How did life really begin on Earth?

Today we can easily say that life began with microorganisms. But what must have come before the first microorganisms?

Iron sulfide, abundant in ancient hydrothermal vents , may have played a key role in the creation of life on Earth. New research from the Chinese Academy of Sciences suggests these minerals helped form the basic molecules needed for life.

Iron sulfides in prehistoric hot springs may have catalyzed the formation of organic compounds, according to researchers. These sulfides, such as mackinawite , have long interested scientists because of their ability to mimic today's metabolic enzymes.

Iron sulfide may have helped form the basic molecules necessary for life.

Its role as a catalyst is important in carbonogenesis, that is, the conversion of carbon dioxide into organic molecules.

Unlike previous studies that focused on hydrothermal vents on the seafloor, this new study explores terrestrial hot springs as the cradle of life due to their mineral diversity, access to sunlight and water vapor.

In experiments, the team synthesized nanosized iron sulfide, including pure forms mixed with elements such as manganese, nickel, titanium and cobalt.

They exposed these samples to hydrogen and carbon dioxide under conditions simulating hot springs at temperatures of about 80 to 120 degrees Celsius.

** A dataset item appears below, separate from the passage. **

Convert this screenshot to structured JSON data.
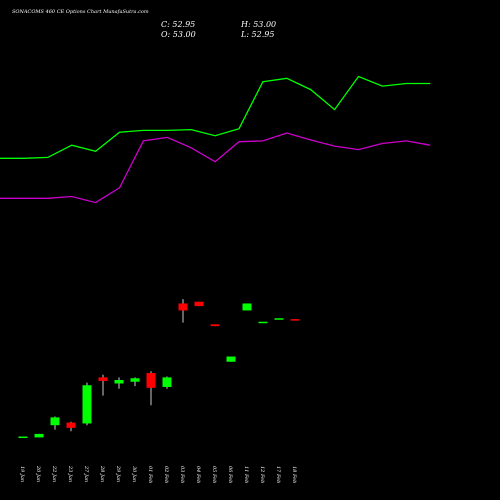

The results were remarkable. Manganese-doped iron sulfide emerged as the most efficient catalyst of the bunch, producing methanol without the use of enzymes. Interestingly, sunlight also appears to have played a major role , especially in the creation of life millions of years ago.

The researchers said visible ultraviolet light enhanced the chemical reactions, suggesting that early sunlit hot springs on Earth may have amplified the process.

Steam further promotes catalytic activity. These factors support the view that a steam-rich environment is an ideal environment for the synthesis of prebiotics - compounds that support the growth of beneficial bacteria in the body of microorganisms.

The study found that these reactions could have taken place via the reverse water-gas shift (RWGS) pathway, in which carbon dioxide is reduced to carbon monoxide, which is then converted to methanol. This could have helped support the formation of life on Earth.

Even more exciting, modern computational techniques show that mixing iron sulfide with manganese improves efficiency and increases the ability to mimic enzyme behavior.

Terrestrial hot springs, with their rich chemical composition and favorable environmental conditions, may have been optimal for the origin of life to arise.